Pomegranate

Caroline Gonda

Originally appeared in the now defunct LossLit Magazine

The pomegranate, halved, looks like a brain,
exposed and vulnerable, papery membrane
shielding the cells, easy to take apart:
too apt an image for my father's mind.
I peel the membrane clear, loosen the seeds
from bitter pith. The juice flies everywhere,
pinpricks of purple staining where they touch.
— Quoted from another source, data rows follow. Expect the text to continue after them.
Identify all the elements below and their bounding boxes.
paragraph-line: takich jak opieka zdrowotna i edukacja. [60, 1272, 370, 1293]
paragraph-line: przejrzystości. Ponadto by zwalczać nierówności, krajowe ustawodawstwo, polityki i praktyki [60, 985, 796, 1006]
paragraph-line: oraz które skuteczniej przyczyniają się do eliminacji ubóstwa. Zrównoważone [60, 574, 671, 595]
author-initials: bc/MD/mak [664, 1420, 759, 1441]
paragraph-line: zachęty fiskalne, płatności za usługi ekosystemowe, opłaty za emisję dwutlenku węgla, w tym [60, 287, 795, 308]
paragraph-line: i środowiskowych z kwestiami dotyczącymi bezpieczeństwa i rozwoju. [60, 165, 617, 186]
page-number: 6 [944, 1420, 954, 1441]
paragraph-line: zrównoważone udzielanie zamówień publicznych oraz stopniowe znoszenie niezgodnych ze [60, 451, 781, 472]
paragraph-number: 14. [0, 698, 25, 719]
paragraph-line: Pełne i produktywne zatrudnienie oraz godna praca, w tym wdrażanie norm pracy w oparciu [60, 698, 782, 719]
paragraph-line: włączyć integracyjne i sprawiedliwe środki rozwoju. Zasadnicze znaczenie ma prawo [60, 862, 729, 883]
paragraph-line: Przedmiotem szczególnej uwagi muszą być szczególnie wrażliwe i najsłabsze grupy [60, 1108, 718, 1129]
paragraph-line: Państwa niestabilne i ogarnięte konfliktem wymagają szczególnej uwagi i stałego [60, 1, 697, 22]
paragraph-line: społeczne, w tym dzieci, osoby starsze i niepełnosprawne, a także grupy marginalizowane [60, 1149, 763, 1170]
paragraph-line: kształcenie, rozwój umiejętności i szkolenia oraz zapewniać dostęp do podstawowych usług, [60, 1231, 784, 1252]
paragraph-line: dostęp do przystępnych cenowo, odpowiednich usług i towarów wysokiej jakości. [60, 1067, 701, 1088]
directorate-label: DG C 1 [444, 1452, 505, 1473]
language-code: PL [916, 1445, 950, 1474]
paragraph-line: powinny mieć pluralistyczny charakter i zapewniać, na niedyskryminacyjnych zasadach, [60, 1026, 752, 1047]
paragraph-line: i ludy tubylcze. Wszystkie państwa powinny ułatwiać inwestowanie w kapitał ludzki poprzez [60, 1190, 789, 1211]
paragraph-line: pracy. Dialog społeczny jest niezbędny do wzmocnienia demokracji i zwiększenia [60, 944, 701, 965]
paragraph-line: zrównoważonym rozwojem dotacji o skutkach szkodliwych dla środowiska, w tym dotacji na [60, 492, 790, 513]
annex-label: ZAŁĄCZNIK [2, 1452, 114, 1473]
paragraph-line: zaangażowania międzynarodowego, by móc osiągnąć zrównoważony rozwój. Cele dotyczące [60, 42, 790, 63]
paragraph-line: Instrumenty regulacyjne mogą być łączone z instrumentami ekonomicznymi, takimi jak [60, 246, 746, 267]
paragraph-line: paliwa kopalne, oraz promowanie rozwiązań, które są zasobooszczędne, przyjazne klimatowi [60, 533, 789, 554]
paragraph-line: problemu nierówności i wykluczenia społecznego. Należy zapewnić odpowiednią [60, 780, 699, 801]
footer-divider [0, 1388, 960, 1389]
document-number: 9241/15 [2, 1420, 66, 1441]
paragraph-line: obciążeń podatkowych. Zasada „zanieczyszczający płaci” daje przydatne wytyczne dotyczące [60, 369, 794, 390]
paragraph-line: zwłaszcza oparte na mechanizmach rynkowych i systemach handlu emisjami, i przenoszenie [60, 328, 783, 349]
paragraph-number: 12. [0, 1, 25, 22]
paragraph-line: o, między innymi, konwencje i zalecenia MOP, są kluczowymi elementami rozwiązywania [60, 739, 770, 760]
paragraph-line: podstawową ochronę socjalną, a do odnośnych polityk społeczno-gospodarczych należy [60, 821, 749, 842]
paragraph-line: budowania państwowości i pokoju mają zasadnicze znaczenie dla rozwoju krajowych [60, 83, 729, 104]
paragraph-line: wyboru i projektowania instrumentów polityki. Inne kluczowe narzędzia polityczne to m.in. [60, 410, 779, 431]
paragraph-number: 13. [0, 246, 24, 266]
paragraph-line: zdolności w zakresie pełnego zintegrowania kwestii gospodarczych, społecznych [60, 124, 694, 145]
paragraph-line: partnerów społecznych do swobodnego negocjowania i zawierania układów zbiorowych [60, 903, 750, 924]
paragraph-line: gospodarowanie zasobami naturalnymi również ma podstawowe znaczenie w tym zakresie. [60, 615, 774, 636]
My mother's anger holds the world in thrall,
makes winter everywhere. How many seeds
would I have had to eat to get away
for good? It didn't work like that for me:
to eat what I was given kept me bound
unwilling daughter in my mother's house.
Why, this is Hell, nor am I out of it.

The mind is its own place, and in itself
can make a hell of heaven, a heaven of hell
.
Easier said than done. A part of me
still hopes for spring, though it can't come for him,
still clings to signs of life. I crunch the seeds
and taste the sun in winter's shortest days.
We move towards the turning of the year.

Caroline Gonda writes flash fiction, poems and occasionally songs. Her work has been published by LossLit, Reflex, Lunate, Ellipsis, Bluesdoodles, Pastel Pastoral, and in the National Flash Fiction Day anthology 2021. She teaches and writes on literature, gender and sexuality, and particularly on lesbian narrative and queer reception.